Sul tema è intervenuta anche la giurisprudenza: la Suprema Corte, con l’ordinanza n. 27571/2025, ha ribadito in modo netto la natura autonoma, continuativa e professionale dell’attività dell’agente di commercio, distinguendola in modo inequivocabile dalla prestazione del procacciatore occasionale.
Per Fnaarc Umbria il pronunciamento assume carattere fondamentale: la Corte conferma che la sostituzione sistematica dell’agente con un procacciatore “di comodo” non costituisce una mera scorciatoia contabile, bensì una violazione del quadro normativo e degli accordi collettivi che regolano la rappresentanza commerciale.
"Utilizzare contratti da procacciatore per mascherare un vero rapporto di agenzia - avverte Mercuri - non è solo scorretto, ma anche rischioso: si espongono sia le imprese che i collaboratori a controlli da parte di Enasarco e del fisco, con la perdita di benefici e deduzioni fiscali, oltre al rischio di contenziosi legali costosi".
Fnaarc Umbria avverte che i cosiddetti contratti “impropri” non penalizzano soltanto gli agenti di commercio, ma espongono a rilevanti rischi anche le aziende che li impiegano. Tra le irregolarità più ricorrenti gli esperti segnalano:
mancata applicazione degli Accordi economici collettivi (AEC);
omissione degli obblighi contributivi verso Enasarco;
erogazione di compensi inferiori ai minimi contrattuali;
mancato versamento delle indennità di fine rapporto;
difficoltà nel riconoscimento formale dell’attività professionale effettivamente svolta.

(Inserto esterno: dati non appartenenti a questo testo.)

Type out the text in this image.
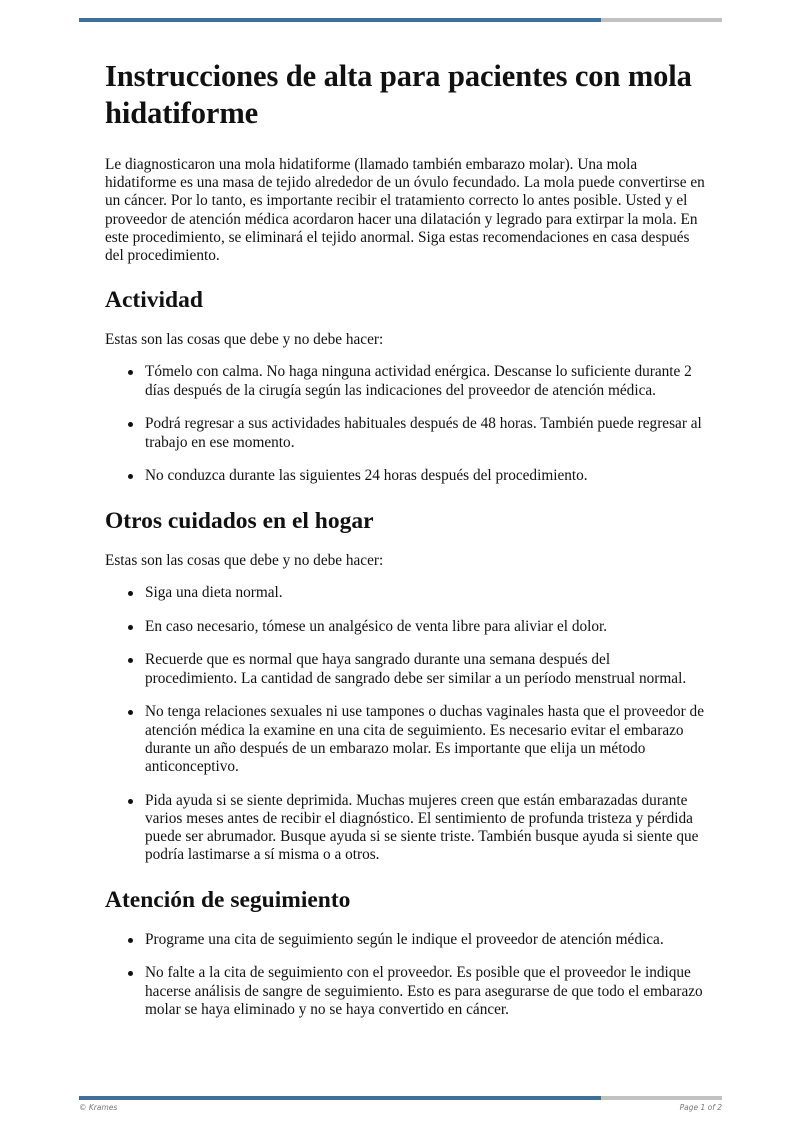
Instrucciones de alta para pacientes con mola hidatiforme

Le diagnosticaron una mola hidatiforme (llamado también embarazo molar). Una mola hidatiforme es una masa de tejido alrededor de un óvulo fecundado. La mola puede convertirse en un cáncer. Por lo tanto, es importante recibir el tratamiento correcto lo antes posible. Usted y el proveedor de atención médica acordaron hacer una dilatación y legrado para extirpar la mola. En este procedimiento, se eliminará el tejido anormal. Siga estas recomendaciones en casa después del procedimiento.

Actividad

Estas son las cosas que debe y no debe hacer:

Tómelo con calma. No haga ninguna actividad enérgica. Descanse lo suficiente durante 2 días después de la cirugía según las indicaciones del proveedor de atención médica.
Podrá regresar a sus actividades habituales después de 48 horas. También puede regresar al trabajo en ese momento.
No conduzca durante las siguientes 24 horas después del procedimiento.
Otros cuidados en el hogar

Estas son las cosas que debe y no debe hacer:

Siga una dieta normal.
En caso necesario, tómese un analgésico de venta libre para aliviar el dolor.
Recuerde que es normal que haya sangrado durante una semana después del procedimiento. La cantidad de sangrado debe ser similar a un período menstrual normal.
No tenga relaciones sexuales ni use tampones o duchas vaginales hasta que el proveedor de atención médica la examine en una cita de seguimiento. Es necesario evitar el embarazo durante un año después de un embarazo molar. Es importante que elija un método anticonceptivo.
Pida ayuda si se siente deprimida. Muchas mujeres creen que están embarazadas durante varios meses antes de recibir el diagnóstico. El sentimiento de profunda tristeza y pérdida puede ser abrumador. Busque ayuda si se siente triste. También busque ayuda si siente que podría lastimarse a sí misma o a otros.
Atención de seguimiento
Programe una cita de seguimiento según le indique el proveedor de atención médica.
No falte a la cita de seguimiento con el proveedor. Es posible que el proveedor le indique hacerse análisis de sangre de seguimiento. Esto es para asegurarse de que todo el embarazo molar se haya eliminado y no se haya convertido en cáncer.
© Krames	Page 1 of 2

Le conseguenze per le imprese possono tradursi in oneri significativi: recuperi contributivi a carico di Enasarco, sanzioni fiscali, pronunce giudiziali che riconfigurano il rapporto come agenziale con l’obbligo di corrispondere indennità arretrate, nonché l’eventuale insorgenza di contenziosi civili da parte dei collaboratori.
Secondo gli analisti del settore, il proliferare dei “contratti pirata” produce inoltre un effetto distorsivo sul mercato: le imprese che rispettano le norme subiscono uno svantaggio competitivo rispetto a chi elude regole e oneri, creando un circolo vizioso che indebolisce la correttezza e la sostenibilità del sistema della rappresentanza commerciale.
Il messaggio del presidente regionale Sergio Mercuri è inequivocabile: la categoria sollecita un intervento rapido e incisivo, sia sul fronte interpretativo delle norme sia su quello dei controlli, al fine di contrastare le pratiche contrattuali improprie che compromettono le tutele dei lavoratori e la leale concorrenza sul mercato.
“Occorre fare ordine - conclude Mercuri - e inquadrare correttamente ciascuna figura. Se il rapporto con il preponente è stabile e continuativo, si tratta di agenzia, non di procacciamento. Gli Accordi economici collettivi restano la nostra garanzia di equità, trasparenza e sostenibilità per un mercato competitivo e leale, dove chi lavora con professionalità possa contare su diritti certi e regole condivise”.